Potrei darne diretta e documentata testimonianza, avendo dedicato anima e corpo dal ’93 a questa appassionante sfida; ma il ritorno ad un sia pur piccolo e marginale impegno politico-istituzionale, mi porta a ragionare su che cosa sia la politica oggi, nella percezione e nell’agire, nel tempo che viviamo.
Che cosa è accaduto nei 23 anni da quel documento?

Sulla percezione, ho fatto una piccola ricerca intervistando persone di diverse generazioni:
La politica? … È un luogo sporco, inagibile, dove chiunque sia eletto pensa soltanto ai fatti suoi.
Che cosa sono i Partiti, i Sindacati? … Sigle ormai vuote, che hanno tradito la loro missione.
E le istituzioni democratiche? … Un teatrino di pupi … meglio non votarli proprio.
Sull’agire politico le risposte sostanziano le valutazioni precedenti:
Nessuno si cura degli interessi generali, di bisogni collettivi …
Si pensa solo a interessi particolaristici che servono a fare clientela …
Invece di governare i conflitti, la politica li esaspera a fini di consenso …

È un piccolo spaccato che certamente non ricalca il dibattito che si svolge nei salotti buoni della politica, ma sfido a non considerarli indizi, chiavi di lettura, per capire il successo dei movimenti politici che oggi governano il paese.
Che cosa poteva accadere di diverso?

Nei 23 anni da quel documento la politica si è rinsecchita nella più chiusa autoreferenzialità. Non ha elaborato risposte più avanzate alla crisi della rappresentanza, né ha corrisposto la diffusa domanda di partecipazione che proviene da una società un tempo densa e complessa ma ormai polverizzata.
Polverizzata ma globalizzata nella suggestione – alimentata dai media – di poter esercitare la libertà soggettiva senza limiti, senza rispetto per l’altro da sè. Ma questo è liberismo selvaggio, nulla a che vedere con il pensiero liberale.

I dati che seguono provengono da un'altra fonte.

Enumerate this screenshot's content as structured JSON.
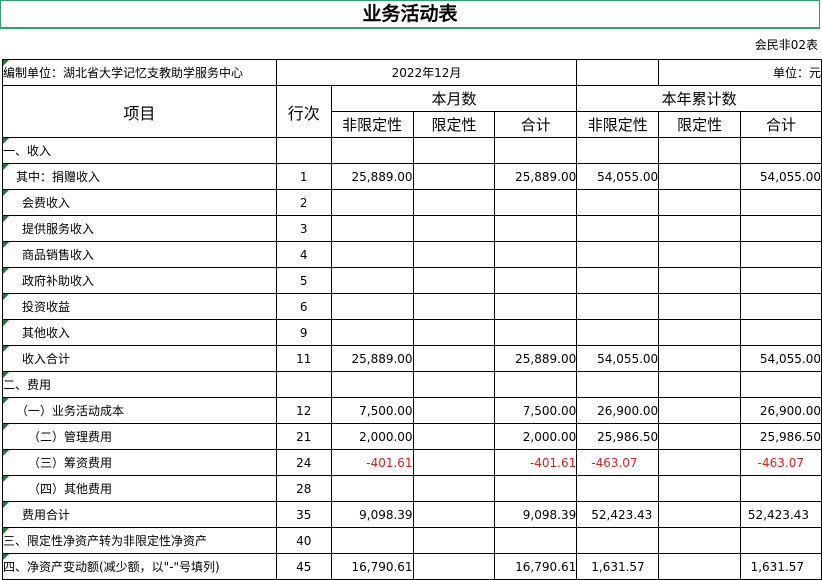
{
  "title": "业务活动表",
  "form_code": "会民非02表",
  "org": "编制单位：湖北省大学记忆支教助学服务中心",
  "period": "2022年12月",
  "unit": "单位：元",
  "headers": {
    "item": "项目",
    "line_no": "行次",
    "month_group": "本月数",
    "ytd_group": "本年累计数",
    "unrestricted": "非限定性",
    "restricted": "限定性",
    "total": "合计"
  },
  "rows": [
    {
      "item": "一、收入",
      "line": "",
      "m_unres": "",
      "m_res": "",
      "m_total": "",
      "y_unres": "",
      "y_res": "",
      "y_total": ""
    },
    {
      "item": "其中：捐赠收入",
      "line": "1",
      "m_unres": "25,889.00",
      "m_res": "",
      "m_total": "25,889.00",
      "y_unres": "54,055.00",
      "y_res": "",
      "y_total": "54,055.00"
    },
    {
      "item": "会费收入",
      "line": "2",
      "m_unres": "",
      "m_res": "",
      "m_total": "",
      "y_unres": "",
      "y_res": "",
      "y_total": ""
    },
    {
      "item": "提供服务收入",
      "line": "3",
      "m_unres": "",
      "m_res": "",
      "m_total": "",
      "y_unres": "",
      "y_res": "",
      "y_total": ""
    },
    {
      "item": "商品销售收入",
      "line": "4",
      "m_unres": "",
      "m_res": "",
      "m_total": "",
      "y_unres": "",
      "y_res": "",
      "y_total": ""
    },
    {
      "item": "政府补助收入",
      "line": "5",
      "m_unres": "",
      "m_res": "",
      "m_total": "",
      "y_unres": "",
      "y_res": "",
      "y_total": ""
    },
    {
      "item": "投资收益",
      "line": "6",
      "m_unres": "",
      "m_res": "",
      "m_total": "",
      "y_unres": "",
      "y_res": "",
      "y_total": ""
    },
    {
      "item": "其他收入",
      "line": "9",
      "m_unres": "",
      "m_res": "",
      "m_total": "",
      "y_unres": "",
      "y_res": "",
      "y_total": ""
    },
    {
      "item": "收入合计",
      "line": "11",
      "m_unres": "25,889.00",
      "m_res": "",
      "m_total": "25,889.00",
      "y_unres": "54,055.00",
      "y_res": "",
      "y_total": "54,055.00"
    },
    {
      "item": "二、费用",
      "line": "",
      "m_unres": "",
      "m_res": "",
      "m_total": "",
      "y_unres": "",
      "y_res": "",
      "y_total": ""
    },
    {
      "item": "（一）业务活动成本",
      "line": "12",
      "m_unres": "7,500.00",
      "m_res": "",
      "m_total": "7,500.00",
      "y_unres": "26,900.00",
      "y_res": "",
      "y_total": "26,900.00"
    },
    {
      "item": "（二）管理费用",
      "line": "21",
      "m_unres": "2,000.00",
      "m_res": "",
      "m_total": "2,000.00",
      "y_unres": "25,986.50",
      "y_res": "",
      "y_total": "25,986.50"
    },
    {
      "item": "（三）筹资费用",
      "line": "24",
      "m_unres": "-401.61",
      "m_res": "",
      "m_total": "-401.61",
      "y_unres": "-463.07",
      "y_res": "",
      "y_total": "-463.07"
    },
    {
      "item": "（四）其他费用",
      "line": "28",
      "m_unres": "",
      "m_res": "",
      "m_total": "",
      "y_unres": "",
      "y_res": "",
      "y_total": ""
    },
    {
      "item": "费用合计",
      "line": "35",
      "m_unres": "9,098.39",
      "m_res": "",
      "m_total": "9,098.39",
      "y_unres": "52,423.43",
      "y_res": "",
      "y_total": "52,423.43"
    },
    {
      "item": "三、限定性净资产转为非限定性净资产",
      "line": "40",
      "m_unres": "",
      "m_res": "",
      "m_total": "",
      "y_unres": "",
      "y_res": "",
      "y_total": ""
    },
    {
      "item": "四、净资产变动额(减少额，以\"-\"号填列)",
      "line": "45",
      "m_unres": "16,790.61",
      "m_res": "",
      "m_total": "16,790.61",
      "y_unres": "1,631.57",
      "y_res": "",
      "y_total": "1,631.57"
    }
  ],
  "colors": {
    "title_border": "#2fa36b",
    "negative_text": "#e02020",
    "cell_marker": "#1f7a3a"
  }
}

Anche nell’agire politico è prevalso lo stile del liberismo selvaggio, fino ad assumere tratti di individualismo proprietario nell’esercizio di ruoli e poteri pubblici di rappresentanza.
Negli anni ’80 e ’90, la “destra” ha aperto la stagione del leaderismo dirigista (con Berlusconi e i suoi emuli) e la “sinistra” ha stupidamente inseguito quel modello.
Non c’è, dunque, da stupirsi se, nel tempo che viviamo, risultano “vincenti” coloro che soffiano sul fallimento dei modelli “comunisti” e “capitalisti” (da Trump a Putin, da Salvini a Di Maio).
La politica e le classi dirigenti selezionate negli ultimo 30 anni, sono un derivato di problemi irrisolti che già il ’68 aveva vigorosamente segnalato:
il superamento dei classici conflitti del ‘900 tra capitale e lavoro;
la “domanda” di nuove forme di democrazia, adeguate alla società complessa.

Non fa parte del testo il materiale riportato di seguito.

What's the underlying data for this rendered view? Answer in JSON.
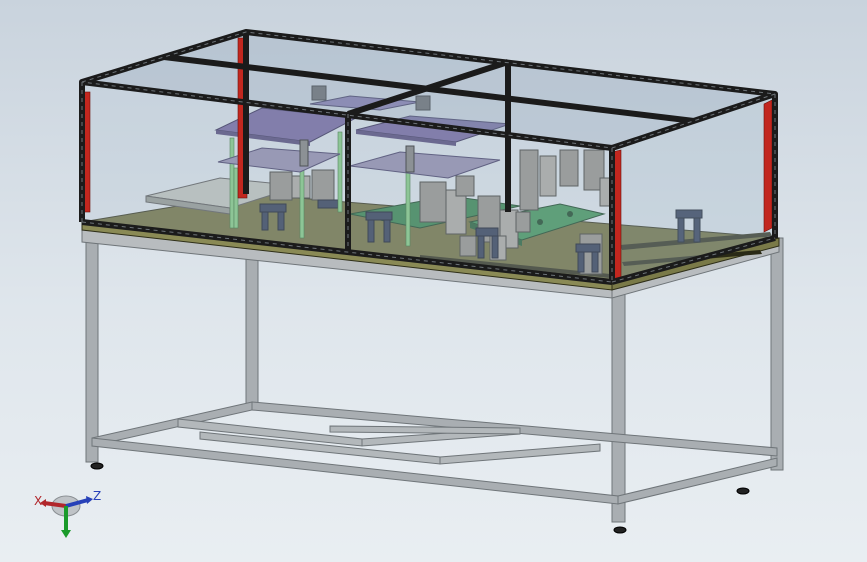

La buona Politica, secondo me, dovrebbe ripartire da qui; da problemi irrisolti che hanno radici lontane e profonde. Non è difficile, ma è faticoso, e le classi dirigenti che si sono formate in questi anni purtroppo non mi sembrano attrezzate per svolgere un lavorobenfatto. Insomma le pagine del “che fare” e del “come farlo” sono in larga parte da riscrivere e il contributo che ciascuno di noi può dare con le proprie idee e dal proprio “posto di combattimento” deve tornare ad essere decisivo. Naturalmente non è facile, ma ricominciare a discuterne mi sembra un primo passo nella giusta direzione.